Gara-gara Inflasi, Harga Jam Tangan Mewah Roiex Jadi Makin Mahal
Rolex SA mengumumkan kenaikkan harga sejumlah arloji buatannya yang dijual di pasar global
Penulis: Namira Yunia Lestanti
Editor: Choirul Arifin
Laporan Wartawan Tribunnews.com Namira Yunia Lestanti
TRIBUNNEWS.COM, SWISS – Produsen jam tangan mewah Swiss, Rolex SA mengumumkan kenaikkan harga sejumlah arloji buatannya yang dijual di pasar global, Selasa (3/1/2022).
Mengutip dari Bloomberg, Rolex SA akan menaikkan harga jual model jam tangan mewahnya sebanyak 1 persen di pasar global, sementara kenaikan rata-rata di Inggris dipatok 2,6 persen dan 2,2 persen untuk kawasan AS.
Meski kenaikan harga tersebut bukanlah kali pertama yang dilakukan produsen jam tangan mewah asal Swiss ini, namun lonjakan harga yang diumumkan Rolex SA sempat memicu respon negatif dari para kolektor jam tangan global.
Seperti diketahui, Rolex sering menaikkan harga jual jam tangannya sebanyak satu kali dalam setahun.
Selama 2022 kemarin Rolex mengerek naik sejumlah model jam tangan antik seperti Submariner dan Daytona sebesar 5 persen khusus di wilayah Inggris dan Eropa, untuk menekan fluktuasi mata uang dolar AS yang menguat.
Sayangnya imbas kontraksi ekonomi yang dialami sejumlah negara, Rolex terpaksa mengerek kembali harga jual jam tangannya di awal tahun ini, dengan tujuan mempertahankan margin perusahaan tanpa harus menekan permintaan di tengah meningkatnya inflasi.

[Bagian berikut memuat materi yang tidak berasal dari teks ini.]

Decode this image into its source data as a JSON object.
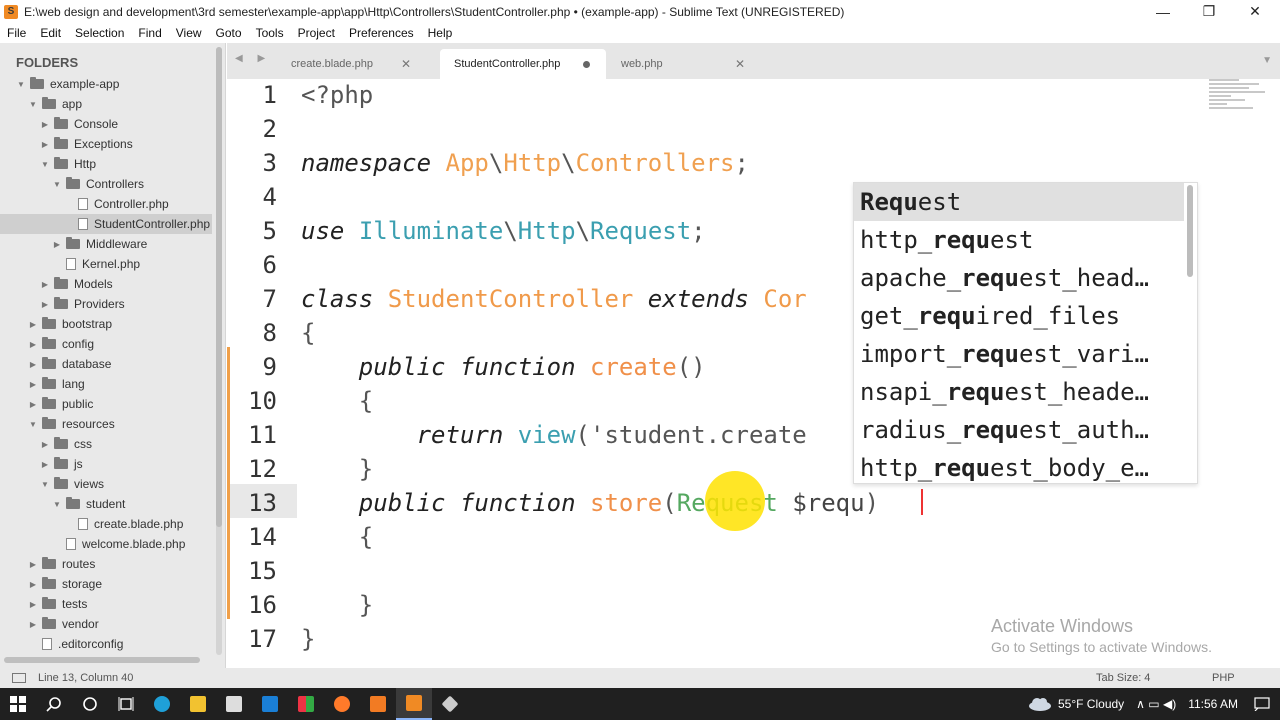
{
  "window": {
    "title": "E:\\web design and development\\3rd semester\\example-app\\app\\Http\\Controllers\\StudentController.php • (example-app) - Sublime Text (UNREGISTERED)",
    "minimize": "—",
    "maximize": "❐",
    "close": "✕"
  },
  "menu": [
    "File",
    "Edit",
    "Selection",
    "Find",
    "View",
    "Goto",
    "Tools",
    "Project",
    "Preferences",
    "Help"
  ],
  "sidebar": {
    "header": "FOLDERS",
    "items": [
      {
        "label": "example-app",
        "type": "folder",
        "depth": 0,
        "open": true
      },
      {
        "label": "app",
        "type": "folder",
        "depth": 1,
        "open": true
      },
      {
        "label": "Console",
        "type": "folder",
        "depth": 2,
        "open": false
      },
      {
        "label": "Exceptions",
        "type": "folder",
        "depth": 2,
        "open": false
      },
      {
        "label": "Http",
        "type": "folder",
        "depth": 2,
        "open": true
      },
      {
        "label": "Controllers",
        "type": "folder",
        "depth": 3,
        "open": true
      },
      {
        "label": "Controller.php",
        "type": "file",
        "depth": 4
      },
      {
        "label": "StudentController.php",
        "type": "file",
        "depth": 4,
        "selected": true
      },
      {
        "label": "Middleware",
        "type": "folder",
        "depth": 3,
        "open": false
      },
      {
        "label": "Kernel.php",
        "type": "file",
        "depth": 3
      },
      {
        "label": "Models",
        "type": "folder",
        "depth": 2,
        "open": false
      },
      {
        "label": "Providers",
        "type": "folder",
        "depth": 2,
        "open": false
      },
      {
        "label": "bootstrap",
        "type": "folder",
        "depth": 1,
        "open": false
      },
      {
        "label": "config",
        "type": "folder",
        "depth": 1,
        "open": false
      },
      {
        "label": "database",
        "type": "folder",
        "depth": 1,
        "open": false
      },
      {
        "label": "lang",
        "type": "folder",
        "depth": 1,
        "open": false
      },
      {
        "label": "public",
        "type": "folder",
        "depth": 1,
        "open": false
      },
      {
        "label": "resources",
        "type": "folder",
        "depth": 1,
        "open": true
      },
      {
        "label": "css",
        "type": "folder",
        "depth": 2,
        "open": false
      },
      {
        "label": "js",
        "type": "folder",
        "depth": 2,
        "open": false
      },
      {
        "label": "views",
        "type": "folder",
        "depth": 2,
        "open": true
      },
      {
        "label": "student",
        "type": "folder",
        "depth": 3,
        "open": true
      },
      {
        "label": "create.blade.php",
        "type": "file",
        "depth": 4
      },
      {
        "label": "welcome.blade.php",
        "type": "file",
        "depth": 3
      },
      {
        "label": "routes",
        "type": "folder",
        "depth": 1,
        "open": false
      },
      {
        "label": "storage",
        "type": "folder",
        "depth": 1,
        "open": false
      },
      {
        "label": "tests",
        "type": "folder",
        "depth": 1,
        "open": false
      },
      {
        "label": "vendor",
        "type": "folder",
        "depth": 1,
        "open": false
      },
      {
        "label": ".editorconfig",
        "type": "file",
        "depth": 1
      }
    ]
  },
  "tabs": {
    "nav": "◀ ▶",
    "menu": "▼",
    "items": [
      {
        "label": "create.blade.php",
        "close": "✕",
        "active": false
      },
      {
        "label": "StudentController.php",
        "close": "●",
        "active": true
      },
      {
        "label": "web.php",
        "close": "✕",
        "active": false
      }
    ]
  },
  "editor": {
    "line_numbers": [
      "1",
      "2",
      "3",
      "4",
      "5",
      "6",
      "7",
      "8",
      "9",
      "10",
      "11",
      "12",
      "13",
      "14",
      "15",
      "16",
      "17"
    ],
    "lines": [
      [
        [
          "<?php",
          "pn"
        ]
      ],
      [],
      [
        [
          "namespace",
          "kw"
        ],
        [
          " ",
          ""
        ],
        [
          "App",
          "ns"
        ],
        [
          "\\",
          "pn"
        ],
        [
          "Http",
          "ns"
        ],
        [
          "\\",
          "pn"
        ],
        [
          "Controllers",
          "ns"
        ],
        [
          ";",
          "pn"
        ]
      ],
      [],
      [
        [
          "use",
          "kw"
        ],
        [
          " ",
          ""
        ],
        [
          "Illuminate",
          "ty"
        ],
        [
          "\\",
          "pn"
        ],
        [
          "Http",
          "ty"
        ],
        [
          "\\",
          "pn"
        ],
        [
          "Request",
          "ty"
        ],
        [
          ";",
          "pn"
        ]
      ],
      [],
      [
        [
          "class",
          "kw"
        ],
        [
          " ",
          ""
        ],
        [
          "StudentController",
          "cls"
        ],
        [
          " ",
          ""
        ],
        [
          "extends",
          "kw"
        ],
        [
          " ",
          ""
        ],
        [
          "Cor",
          "cls"
        ]
      ],
      [
        [
          "{",
          "pn"
        ]
      ],
      [
        [
          "    ",
          ""
        ],
        [
          "public",
          "kw"
        ],
        [
          " ",
          ""
        ],
        [
          "function",
          "kw"
        ],
        [
          " ",
          ""
        ],
        [
          "create",
          "fn"
        ],
        [
          "()",
          "pn"
        ]
      ],
      [
        [
          "    ",
          ""
        ],
        [
          "{",
          "pn"
        ]
      ],
      [
        [
          "        ",
          ""
        ],
        [
          "return",
          "kw"
        ],
        [
          " ",
          ""
        ],
        [
          "view",
          "ty"
        ],
        [
          "(",
          "pn"
        ],
        [
          "'student.create",
          "pn"
        ]
      ],
      [
        [
          "    ",
          ""
        ],
        [
          "}",
          "pn"
        ]
      ],
      [
        [
          "    ",
          ""
        ],
        [
          "public",
          "kw"
        ],
        [
          " ",
          ""
        ],
        [
          "function",
          "kw"
        ],
        [
          " ",
          ""
        ],
        [
          "store",
          "fn"
        ],
        [
          "(",
          "pn"
        ],
        [
          "Request",
          "str"
        ],
        [
          " ",
          ""
        ],
        [
          "$requ",
          "var"
        ],
        [
          ")",
          "pn"
        ]
      ],
      [
        [
          "    ",
          ""
        ],
        [
          "{",
          "pn"
        ]
      ],
      [],
      [
        [
          "    ",
          ""
        ],
        [
          "}",
          "pn"
        ]
      ],
      [
        [
          "}",
          "pn"
        ]
      ]
    ]
  },
  "autocomplete": {
    "items": [
      {
        "pre": "",
        "match": "Requ",
        "post": "est",
        "selected": true
      },
      {
        "pre": "http_",
        "match": "requ",
        "post": "est"
      },
      {
        "pre": "apache_",
        "match": "requ",
        "post": "est_head…"
      },
      {
        "pre": "get_",
        "match": "requ",
        "post": "ired_files"
      },
      {
        "pre": "import_",
        "match": "requ",
        "post": "est_vari…"
      },
      {
        "pre": "nsapi_",
        "match": "requ",
        "post": "est_heade…"
      },
      {
        "pre": "radius_",
        "match": "requ",
        "post": "est_auth…"
      },
      {
        "pre": "http_",
        "match": "requ",
        "post": "est_body_e…"
      }
    ]
  },
  "watermark": {
    "line1": "Activate Windows",
    "line2": "Go to Settings to activate Windows."
  },
  "status": {
    "position": "Line 13, Column 40",
    "tab_size": "Tab Size: 4",
    "syntax": "PHP"
  },
  "taskbar": {
    "weather": "55°F  Cloudy",
    "time": "11:56 AM",
    "tray_icons": "∧  ▭  ◀)"
  },
  "colors": {
    "accent": "#f0a04a",
    "taskbar": "#202020"
  }
}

Baca juga: Sematkan Jam Tangan Rolex, iPhone 14 Pro Buatan Caviar Dijual Rp 2 Miliar
Dengan langkah ini analis Barclays mengatakan kenaikan harga tak hanya dapat menyelamatkan Rolex dari kebangkrutan namun juga bisa mendorong Watches of Switzerland Group Plc, dealer Rolex terbesar di Inggris agar membukukan lonjakan laba di tahun 2023.
Baca juga: Juragan 99 Beli Jam Rolex Taqy Malik Seharga Rp 1,1 Miliar, Istri Membolehkan, Ini Alasannya
"Investor sudah terbiasa dengan kenaikan harga yang biasa terjadi di industri yang menarik ini, dengan kenaikkan harga yang berlanjut kami percaya bahwa hal itu tidak akan memiliki dampak terhadap volume (permintaan)" jelas analis Barclays Richard Taylor dan Pallav Mittal.